To mount a remote folder again the next time you need to use it, you can use the same sshfs command that you used to mount it the first time. However, if you want to avoid having to type the command again every time you want to mount the remote folder, you can create a shell script (e.g., mount_hpc_folder.sh) that automates the process for you.

#!/bin/bash
sshfs user@hostname:/remote/folder /local/folder

Make the file executable by entering the following command in the terminal:

chmod +x mount_remote_folder.sh

To mount the remote folder using the script, simply run the script from the terminal:

./mount_remote_folder.sh

This will mount the remote folder to the local directory specified in the script. With this script, you can easily mount the remote folder with a single command, without having to remember the sshfs command, its arguments, and additional options.

unmount folder

To unmount a remote folder that you have mounted using SSHFS, you can use the umount command:

umount /local/folder

where /local/folder is a mountpoint on your local machine where the remote folder is currently mounted.
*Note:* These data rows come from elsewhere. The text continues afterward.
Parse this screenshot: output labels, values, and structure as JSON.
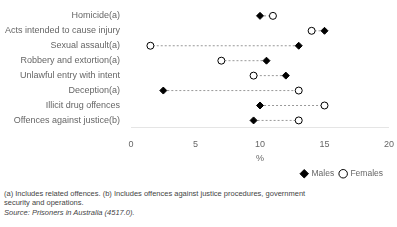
{
  "chart_data": {
    "type": "dumbbell",
    "categories": [
      "Homicide(a)",
      "Acts intended to cause injury",
      "Sexual assault(a)",
      "Robbery and extortion(a)",
      "Unlawful entry with intent",
      "Deception(a)",
      "Illicit drug offences",
      "Offences against justice(b)"
    ],
    "series": [
      {
        "name": "Males",
        "color": "black",
        "marker": "diamond",
        "values": [
          10.0,
          15.0,
          13.0,
          10.5,
          12.0,
          2.5,
          10.0,
          9.5
        ]
      },
      {
        "name": "Females",
        "color": "white",
        "marker": "circle",
        "values": [
          11.0,
          14.0,
          1.5,
          7.0,
          9.5,
          13.0,
          15.0,
          13.0
        ]
      }
    ],
    "color": "#999999",
    "line_style": "dashed",
    "xlabel": "%",
    "xlim": [
      0,
      20
    ],
    "xticks": [
      0,
      5,
      10,
      15,
      20
    ],
    "grid": false,
    "legend": "lower right",
    "annotations": [
      "(a) Includes related offences.  (b) Includes offences against justice procedures, government",
      "security and operations.",
      "Source: Prisoners in Australia  (4517.0)."
    ]
  }
}
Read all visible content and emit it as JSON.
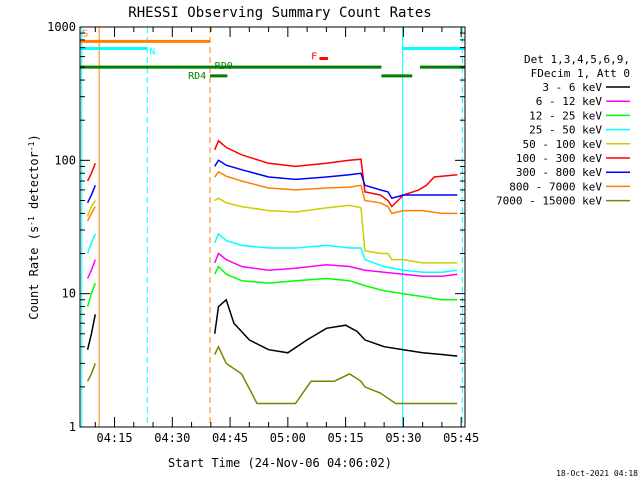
{
  "chart_data": {
    "type": "line",
    "title": "RHESSI Observing Summary Count Rates",
    "xlabel": "Start Time (24-Nov-06 04:06:02)",
    "ylabel_parts": [
      "Count Rate (s",
      "-1",
      " detector",
      "-1",
      ")"
    ],
    "y_scale": "log",
    "ylim": [
      1,
      1000
    ],
    "y_ticks": [
      {
        "value": 1,
        "label": "1"
      },
      {
        "value": 10,
        "label": "10"
      },
      {
        "value": 100,
        "label": "100"
      },
      {
        "value": 1000,
        "label": "1000"
      }
    ],
    "x_ticks": [
      "04:15",
      "04:30",
      "04:45",
      "05:00",
      "05:15",
      "05:30",
      "05:45"
    ],
    "x_tick_minutes": [
      15,
      30,
      45,
      60,
      75,
      90,
      105
    ],
    "xlim_minutes": [
      6.03,
      106.0
    ],
    "legend_header": [
      "Det 1,3,4,5,6,9,",
      "FDecim 1, Att 0"
    ],
    "series": [
      {
        "name": "3 - 6 keV",
        "color": "#000000",
        "points": [
          [
            8,
            3.8
          ],
          [
            9,
            5
          ],
          [
            10,
            7
          ],
          [
            41,
            5
          ],
          [
            42,
            8
          ],
          [
            44,
            9
          ],
          [
            46,
            6
          ],
          [
            50,
            4.5
          ],
          [
            55,
            3.8
          ],
          [
            60,
            3.6
          ],
          [
            65,
            4.5
          ],
          [
            70,
            5.5
          ],
          [
            75,
            5.8
          ],
          [
            78,
            5.2
          ],
          [
            80,
            4.5
          ],
          [
            85,
            4
          ],
          [
            90,
            3.8
          ],
          [
            95,
            3.6
          ],
          [
            100,
            3.5
          ],
          [
            104,
            3.4
          ]
        ]
      },
      {
        "name": "6 - 12 keV",
        "color": "#ff00ff",
        "points": [
          [
            8,
            13
          ],
          [
            9,
            15
          ],
          [
            10,
            18
          ],
          [
            41,
            17
          ],
          [
            42,
            20
          ],
          [
            44,
            18
          ],
          [
            48,
            16
          ],
          [
            55,
            15
          ],
          [
            62,
            15.5
          ],
          [
            70,
            16.5
          ],
          [
            76,
            16
          ],
          [
            80,
            15
          ],
          [
            85,
            14.5
          ],
          [
            90,
            14
          ],
          [
            95,
            13.5
          ],
          [
            100,
            13.5
          ],
          [
            104,
            14
          ]
        ]
      },
      {
        "name": "12 - 25 keV",
        "color": "#00ff00",
        "points": [
          [
            8,
            8
          ],
          [
            9,
            10
          ],
          [
            10,
            12
          ],
          [
            41,
            14
          ],
          [
            42,
            16
          ],
          [
            44,
            14
          ],
          [
            48,
            12.5
          ],
          [
            55,
            12
          ],
          [
            62,
            12.5
          ],
          [
            70,
            13
          ],
          [
            76,
            12.5
          ],
          [
            80,
            11.5
          ],
          [
            85,
            10.5
          ],
          [
            90,
            10
          ],
          [
            95,
            9.5
          ],
          [
            100,
            9
          ],
          [
            104,
            9
          ]
        ]
      },
      {
        "name": "25 - 50 keV",
        "color": "#00ffff",
        "points": [
          [
            8,
            20
          ],
          [
            9,
            24
          ],
          [
            10,
            28
          ],
          [
            41,
            24
          ],
          [
            42,
            28
          ],
          [
            44,
            25
          ],
          [
            48,
            23
          ],
          [
            55,
            22
          ],
          [
            62,
            22
          ],
          [
            70,
            23
          ],
          [
            76,
            22
          ],
          [
            79,
            22
          ],
          [
            80,
            18
          ],
          [
            85,
            16
          ],
          [
            90,
            15
          ],
          [
            95,
            14.5
          ],
          [
            100,
            14.5
          ],
          [
            104,
            15
          ]
        ]
      },
      {
        "name": "50 - 100 keV",
        "color": "#cccc00",
        "points": [
          [
            8,
            38
          ],
          [
            9,
            45
          ],
          [
            10,
            50
          ],
          [
            41,
            50
          ],
          [
            42,
            52
          ],
          [
            44,
            48
          ],
          [
            48,
            45
          ],
          [
            55,
            42
          ],
          [
            62,
            41
          ],
          [
            70,
            44
          ],
          [
            76,
            46
          ],
          [
            79,
            44
          ],
          [
            80,
            21
          ],
          [
            84,
            20
          ],
          [
            86,
            20
          ],
          [
            87,
            18
          ],
          [
            90,
            18
          ],
          [
            95,
            17
          ],
          [
            100,
            17
          ],
          [
            104,
            17
          ]
        ]
      },
      {
        "name": "100 - 300 keV",
        "color": "#ff0000",
        "points": [
          [
            8,
            70
          ],
          [
            9,
            80
          ],
          [
            10,
            95
          ],
          [
            41,
            120
          ],
          [
            42,
            140
          ],
          [
            44,
            125
          ],
          [
            48,
            110
          ],
          [
            55,
            95
          ],
          [
            62,
            90
          ],
          [
            70,
            95
          ],
          [
            76,
            100
          ],
          [
            79,
            102
          ],
          [
            80,
            58
          ],
          [
            84,
            55
          ],
          [
            86,
            50
          ],
          [
            87,
            45
          ],
          [
            90,
            55
          ],
          [
            94,
            60
          ],
          [
            96,
            65
          ],
          [
            98,
            75
          ],
          [
            104,
            78
          ]
        ]
      },
      {
        "name": "300 - 800 keV",
        "color": "#0000ff",
        "points": [
          [
            8,
            48
          ],
          [
            9,
            55
          ],
          [
            10,
            65
          ],
          [
            41,
            90
          ],
          [
            42,
            100
          ],
          [
            44,
            92
          ],
          [
            48,
            85
          ],
          [
            55,
            75
          ],
          [
            62,
            72
          ],
          [
            70,
            75
          ],
          [
            76,
            78
          ],
          [
            79,
            80
          ],
          [
            80,
            65
          ],
          [
            84,
            60
          ],
          [
            86,
            58
          ],
          [
            87,
            52
          ],
          [
            90,
            55
          ],
          [
            95,
            55
          ],
          [
            100,
            55
          ],
          [
            104,
            55
          ]
        ]
      },
      {
        "name": "800 - 7000 keV",
        "color": "#ff8000",
        "points": [
          [
            8,
            35
          ],
          [
            9,
            40
          ],
          [
            10,
            45
          ],
          [
            41,
            75
          ],
          [
            42,
            82
          ],
          [
            44,
            76
          ],
          [
            48,
            70
          ],
          [
            55,
            62
          ],
          [
            62,
            60
          ],
          [
            70,
            62
          ],
          [
            76,
            63
          ],
          [
            79,
            65
          ],
          [
            80,
            50
          ],
          [
            84,
            48
          ],
          [
            86,
            45
          ],
          [
            87,
            40
          ],
          [
            90,
            42
          ],
          [
            95,
            42
          ],
          [
            100,
            40
          ],
          [
            104,
            40
          ]
        ]
      },
      {
        "name": "7000 - 15000 keV",
        "color": "#808000",
        "points": [
          [
            8,
            2.2
          ],
          [
            9,
            2.5
          ],
          [
            10,
            3
          ],
          [
            41,
            3.5
          ],
          [
            42,
            4
          ],
          [
            44,
            3
          ],
          [
            48,
            2.5
          ],
          [
            52,
            1.5
          ],
          [
            56,
            1.5
          ],
          [
            62,
            1.5
          ],
          [
            66,
            2.2
          ],
          [
            72,
            2.2
          ],
          [
            76,
            2.5
          ],
          [
            79,
            2.2
          ],
          [
            80,
            2
          ],
          [
            84,
            1.8
          ],
          [
            88,
            1.5
          ],
          [
            94,
            1.5
          ],
          [
            100,
            1.5
          ],
          [
            104,
            1.5
          ]
        ]
      }
    ],
    "state_bars": [
      {
        "label": "S",
        "color": "#ff8000",
        "level": 780,
        "segments": [
          [
            6.03,
            39.8
          ]
        ]
      },
      {
        "label": "N",
        "color": "#00ffff",
        "level": 690,
        "segments": [
          [
            6.03,
            23.5
          ],
          [
            89.8,
            106.0
          ]
        ]
      },
      {
        "label": "RD0",
        "color": "#008000",
        "level": 500,
        "segments": [
          [
            6.03,
            84.3
          ],
          [
            94.3,
            106.0
          ]
        ]
      },
      {
        "label": "RD4",
        "color": "#008000",
        "level": 430,
        "segments": [
          [
            39.8,
            44.3
          ],
          [
            84.3,
            92.3
          ]
        ]
      },
      {
        "label": "F",
        "color": "#ff0000",
        "level": 580,
        "segments": [
          [
            68.2,
            70.4
          ]
        ]
      }
    ],
    "vlines": [
      {
        "minute": 6.5,
        "color": "#00ffff",
        "style": "solid"
      },
      {
        "minute": 11.0,
        "color": "#ff8000",
        "style": "solid"
      },
      {
        "minute": 23.5,
        "color": "#00ffff",
        "style": "dashed"
      },
      {
        "minute": 39.8,
        "color": "#ff8000",
        "style": "dashed"
      },
      {
        "minute": 89.8,
        "color": "#00ffff",
        "style": "solid"
      },
      {
        "minute": 105.3,
        "color": "#00ffff",
        "style": "dashed"
      }
    ],
    "grid": false,
    "legend_position": "right"
  },
  "footer": {
    "timestamp": "18-Oct-2021 04:18"
  }
}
For example, if you mounted a remote folder to the ~/Documents/HPC directory using SSHFS, you can unmount it using the following command:

umount ~/Documents/HPCumount

Note that you may need to use sudo before the umount command if you do not have sufficient permissions to unmount the directory. In that case, the command would be:

sudo umount mountpoint

SSHFS options CheatSheet

The sshfs command has several additional options that can be used to customize the behavior of the mount. The table contains some of the most common options.

option	description
`-f`	runs sshfs in the foreground, rather than detaching it as a background process
`-o`	specify additional options to be passed to the underlying ssh command
`-o Port=1234`	specify a custom SSH port
`-o reconnect`	enables auto-reconnection to the server in case the connection is lost
`-o cache`	enables caching of directory and file information to improve performance
`-o compression`	enables compression of data transferred over the SSH connection to reduce bandwidth usage
`-o allow_other`	allows other users on the system to access the mounted directory
`-o IdentityFile=filename`	specifies the SSH private key file to use for authentication

These options can be combined together as needed, for example:

sshfs -o IdentityFile=mykey.pem -o compression -o allow_other user@hostname:/path/to/remote/folder ~/Documents/HPC

In this example, we specify the SSH private key file to use for authentication, enable compression, and allow other users on the system to access the mounted directory.